DHARAMSHALA, June 8: China’s 645,000-square-meter data facility in Lhasa for data exchange between China and its neighbouring South Asian countries, has completed its first phase of construction. Tech Crunch reported that the pilot operation of the computing and data centre announced the new development on Sunday. Lhasa, the capital of independent Tibet, is set to become the main gateway through which China explores its controversial global infrastructure project, Belt and Road Initiative (BRI).

“The three phases of the project will invest 2.8 billion yuan, 3 billion yuan, and 6 billion yuan respectively. After completion, they will provide approximately 70,000 cabinets. The annual revenue is expected to reach 10 billion yuan,” Chinese state media Xinhua reported. Developed by the private tech firm, Ningsuan Technologies, it is currently the highest cloud computing data centre in the world.

The Tibetan plateau occupied by PLA forces in 1959, is considered the most strategic regions for China as it shares its border with other South Asian countries like India, Nepal, Bangladesh, and other countries that are part of BRI. The Tibet-headquartered company Ningsuan with centres in Beijing and Nanjing will become the powerhouse of increasing trade and investment activity.

“The high reliability, cost-effective, large-scale and energy-saving international offshore data center in Lhasa is now officially pre-open to global business partners and potential customers,” said Hu Xiao, General Manager of Ningsuan.

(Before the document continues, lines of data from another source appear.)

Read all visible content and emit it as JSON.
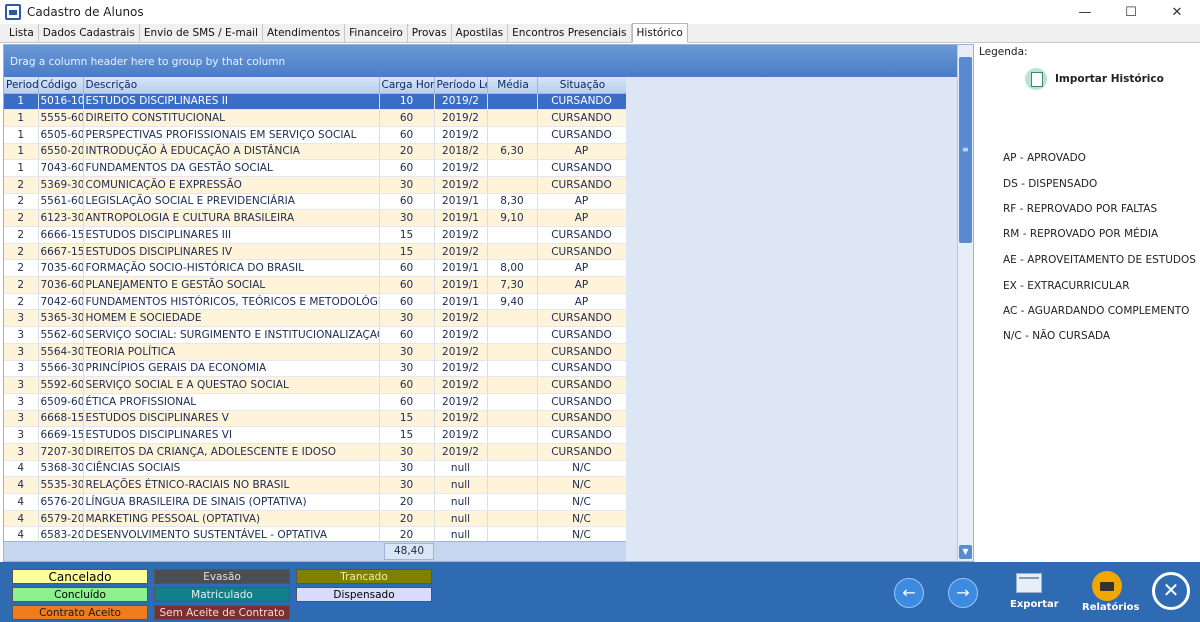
{
  "window": {
    "title": "Cadastro de Alunos",
    "minimize": "—",
    "maximize": "☐",
    "close": "✕"
  },
  "tabs": [
    "Lista",
    "Dados Cadastrais",
    "Envio de SMS / E-mail",
    "Atendimentos",
    "Financeiro",
    "Provas",
    "Apostilas",
    "Encontros Presenciais",
    "Histórico"
  ],
  "active_tab": "Histórico",
  "grid": {
    "group_hint": "Drag a column header here to group by that column",
    "columns": [
      "Period",
      "Código",
      "Descrição",
      "Carga Hora",
      "Período Let",
      "Média",
      "Situação"
    ],
    "rows": [
      [
        "1",
        "5016-10",
        "ESTUDOS DISCIPLINARES II",
        "10",
        "2019/2",
        "",
        "CURSANDO"
      ],
      [
        "1",
        "5555-60",
        "DIREITO CONSTITUCIONAL",
        "60",
        "2019/2",
        "",
        "CURSANDO"
      ],
      [
        "1",
        "6505-60",
        "PERSPECTIVAS PROFISSIONAIS EM SERVIÇO SOCIAL",
        "60",
        "2019/2",
        "",
        "CURSANDO"
      ],
      [
        "1",
        "6550-20",
        "INTRODUÇÃO À EDUCAÇÃO A DISTÂNCIA",
        "20",
        "2018/2",
        "6,30",
        "AP"
      ],
      [
        "1",
        "7043-60",
        "FUNDAMENTOS DA GESTÃO SOCIAL",
        "60",
        "2019/2",
        "",
        "CURSANDO"
      ],
      [
        "2",
        "5369-30",
        "COMUNICAÇÃO E EXPRESSÃO",
        "30",
        "2019/2",
        "",
        "CURSANDO"
      ],
      [
        "2",
        "5561-60",
        "LEGISLAÇÃO SOCIAL E PREVIDENCIÁRIA",
        "60",
        "2019/1",
        "8,30",
        "AP"
      ],
      [
        "2",
        "6123-30",
        "ANTROPOLOGIA E CULTURA BRASILEIRA",
        "30",
        "2019/1",
        "9,10",
        "AP"
      ],
      [
        "2",
        "6666-15",
        "ESTUDOS DISCIPLINARES III",
        "15",
        "2019/2",
        "",
        "CURSANDO"
      ],
      [
        "2",
        "6667-15",
        "ESTUDOS DISCIPLINARES IV",
        "15",
        "2019/2",
        "",
        "CURSANDO"
      ],
      [
        "2",
        "7035-60",
        "FORMAÇÃO SOCIO-HISTÓRICA DO BRASIL",
        "60",
        "2019/1",
        "8,00",
        "AP"
      ],
      [
        "2",
        "7036-60",
        "PLANEJAMENTO E GESTÃO SOCIAL",
        "60",
        "2019/1",
        "7,30",
        "AP"
      ],
      [
        "2",
        "7042-60",
        "FUNDAMENTOS HISTÓRICOS, TEÓRICOS E METODOLÓGICOS",
        "60",
        "2019/1",
        "9,40",
        "AP"
      ],
      [
        "3",
        "5365-30",
        "HOMEM E SOCIEDADE",
        "30",
        "2019/2",
        "",
        "CURSANDO"
      ],
      [
        "3",
        "5562-60",
        "SERVIÇO SOCIAL: SURGIMENTO E INSTITUCIONALIZAÇAO NO",
        "60",
        "2019/2",
        "",
        "CURSANDO"
      ],
      [
        "3",
        "5564-30",
        "TEORIA POLÍTICA",
        "30",
        "2019/2",
        "",
        "CURSANDO"
      ],
      [
        "3",
        "5566-30",
        "PRINCÍPIOS GERAIS DA ECONOMIA",
        "30",
        "2019/2",
        "",
        "CURSANDO"
      ],
      [
        "3",
        "5592-60",
        "SERVIÇO SOCIAL E A QUESTAO SOCIAL",
        "60",
        "2019/2",
        "",
        "CURSANDO"
      ],
      [
        "3",
        "6509-60",
        "ÉTICA PROFISSIONAL",
        "60",
        "2019/2",
        "",
        "CURSANDO"
      ],
      [
        "3",
        "6668-15",
        "ESTUDOS DISCIPLINARES V",
        "15",
        "2019/2",
        "",
        "CURSANDO"
      ],
      [
        "3",
        "6669-15",
        "ESTUDOS DISCIPLINARES VI",
        "15",
        "2019/2",
        "",
        "CURSANDO"
      ],
      [
        "3",
        "7207-30",
        "DIREITOS DA CRIANÇA, ADOLESCENTE E IDOSO",
        "30",
        "2019/2",
        "",
        "CURSANDO"
      ],
      [
        "4",
        "5368-30",
        "CIÊNCIAS SOCIAIS",
        "30",
        "null",
        "",
        "N/C"
      ],
      [
        "4",
        "5535-30",
        "RELAÇÕES ÉTNICO-RACIAIS NO BRASIL",
        "30",
        "null",
        "",
        "N/C"
      ],
      [
        "4",
        "6576-20",
        "LÍNGUA BRASILEIRA DE SINAIS (OPTATIVA)",
        "20",
        "null",
        "",
        "N/C"
      ],
      [
        "4",
        "6579-20",
        "MARKETING PESSOAL  (OPTATIVA)",
        "20",
        "null",
        "",
        "N/C"
      ],
      [
        "4",
        "6583-20",
        "DESENVOLVIMENTO SUSTENTÁVEL - OPTATIVA",
        "20",
        "null",
        "",
        "N/C"
      ]
    ],
    "selected_row": 0,
    "footer_total": "48,40"
  },
  "legend": {
    "title": "Legenda:",
    "import_label": "Importar Histórico",
    "items": [
      "AP - APROVADO",
      "DS - DISPENSADO",
      "RF - REPROVADO POR FALTAS",
      "RM - REPROVADO POR MÉDIA",
      "AE - APROVEITAMENTO DE ESTUDOS",
      "EX - EXTRACURRICULAR",
      "AC - AGUARDANDO COMPLEMENTO",
      "N/C - NÃO CURSADA"
    ]
  },
  "status_chips": [
    {
      "label": "Cancelado",
      "bg": "#ffff99",
      "fg": "#000000"
    },
    {
      "label": "Evasão",
      "bg": "#4a4f55",
      "fg": "#e0e0e0"
    },
    {
      "label": "Trancado",
      "bg": "#808000",
      "fg": "#f0f0a0"
    },
    {
      "label": "Concluído",
      "bg": "#8cf08c",
      "fg": "#000000"
    },
    {
      "label": "Matriculado",
      "bg": "#11808a",
      "fg": "#e0f0f0"
    },
    {
      "label": "Dispensado",
      "bg": "#d8dcff",
      "fg": "#000000"
    },
    {
      "label": "Contrato Aceito",
      "bg": "#f07b1a",
      "fg": "#1a1a1a"
    },
    {
      "label": "Sem Aceite de Contrato",
      "bg": "#7a3030",
      "fg": "#ffd8d8"
    }
  ],
  "actions": {
    "prev": "←",
    "next": "→",
    "export_label": "Exportar",
    "reports_label": "Relatórios",
    "close": "✕"
  }
}
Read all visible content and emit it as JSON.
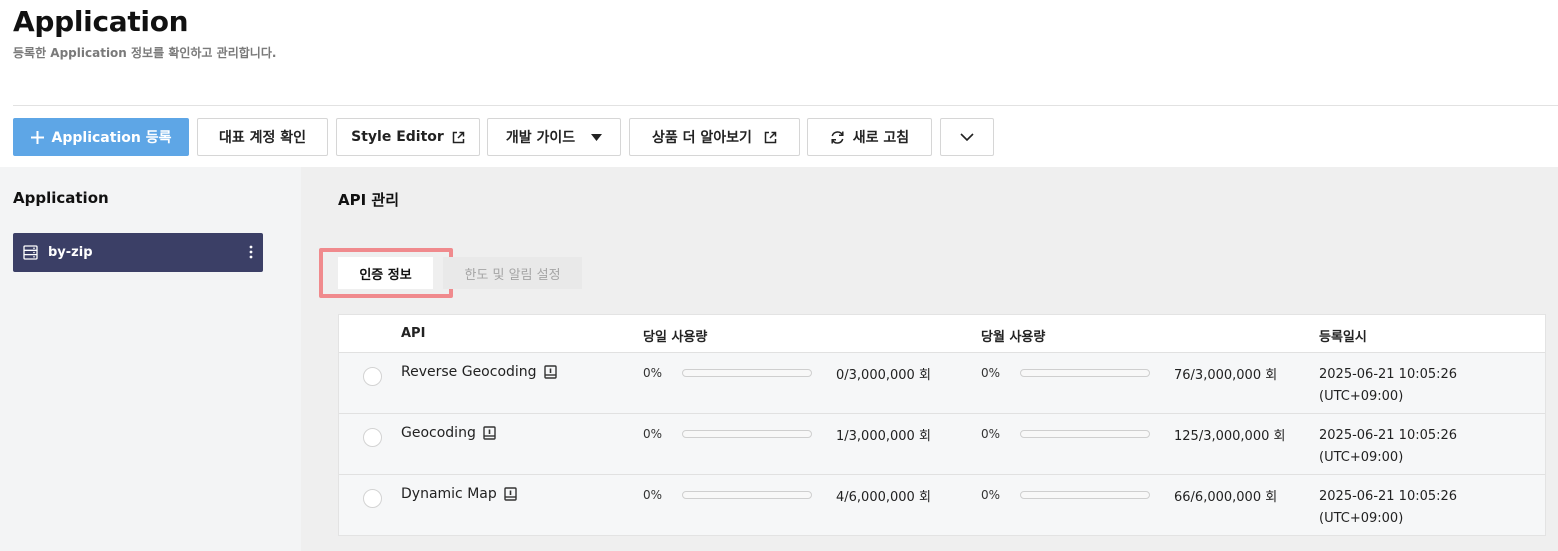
{
  "header": {
    "title": "Application",
    "subtitle": "등록한 Application 정보를 확인하고 관리합니다."
  },
  "toolbar": {
    "register_label": "Application 등록",
    "account_label": "대표 계정 확인",
    "style_editor_label": "Style Editor",
    "dev_guide_label": "개발 가이드",
    "learn_more_label": "상품 더 알아보기",
    "refresh_label": "새로 고침"
  },
  "sidebar": {
    "title": "Application",
    "items": [
      {
        "label": "by-zip",
        "selected": true
      }
    ]
  },
  "main": {
    "title": "API 관리",
    "tabs": [
      {
        "label": "인증 정보",
        "active": true
      },
      {
        "label": "한도 및 알림 설정",
        "active": false
      }
    ],
    "table": {
      "headers": {
        "api": "API",
        "daily": "당일 사용량",
        "monthly": "당월 사용량",
        "registered": "등록일시"
      },
      "rows": [
        {
          "name": "Reverse Geocoding",
          "daily_pct": "0%",
          "daily_fraction": 0.0,
          "daily_count": "0/3,000,000 회",
          "monthly_pct": "0%",
          "monthly_fraction": 0.0,
          "monthly_count": "76/3,000,000 회",
          "date": "2025-06-21 10:05:26",
          "tz": "(UTC+09:00)"
        },
        {
          "name": "Geocoding",
          "daily_pct": "0%",
          "daily_fraction": 0.0,
          "daily_count": "1/3,000,000 회",
          "monthly_pct": "0%",
          "monthly_fraction": 0.0,
          "monthly_count": "125/3,000,000 회",
          "date": "2025-06-21 10:05:26",
          "tz": "(UTC+09:00)"
        },
        {
          "name": "Dynamic Map",
          "daily_pct": "0%",
          "daily_fraction": 0.0,
          "daily_count": "4/6,000,000 회",
          "monthly_pct": "0%",
          "monthly_fraction": 0.0,
          "monthly_count": "66/6,000,000 회",
          "date": "2025-06-21 10:05:26",
          "tz": "(UTC+09:00)"
        }
      ]
    }
  },
  "colors": {
    "primary": "#5ea6e6",
    "sidebar_selected": "#3b3f66",
    "highlight": "#f08a8d"
  },
  "icons": {
    "register": "plus-icon",
    "external": "external-link-icon",
    "dropdown": "caret-down-icon",
    "refresh": "refresh-icon",
    "more": "chevron-down-icon",
    "app": "server-icon",
    "menu": "kebab-icon",
    "doc": "document-icon"
  }
}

Construction of the Lhasa data centre began in 2017 and is scheduled for completion around 2025 or 2026, a grand investment that will total almost 12 billion yuan or $1.69 billion. The cloud facility is estimated to generate 10 billion Yuan in revenue each year when it goes into full operation. Major Chinese multinational company, Alibaba, also sealed an agreement in 2018 with the growing computing business in Tibet which will magnify industries that span from electricity, finance, national security, government affairs, public security to cyberspace.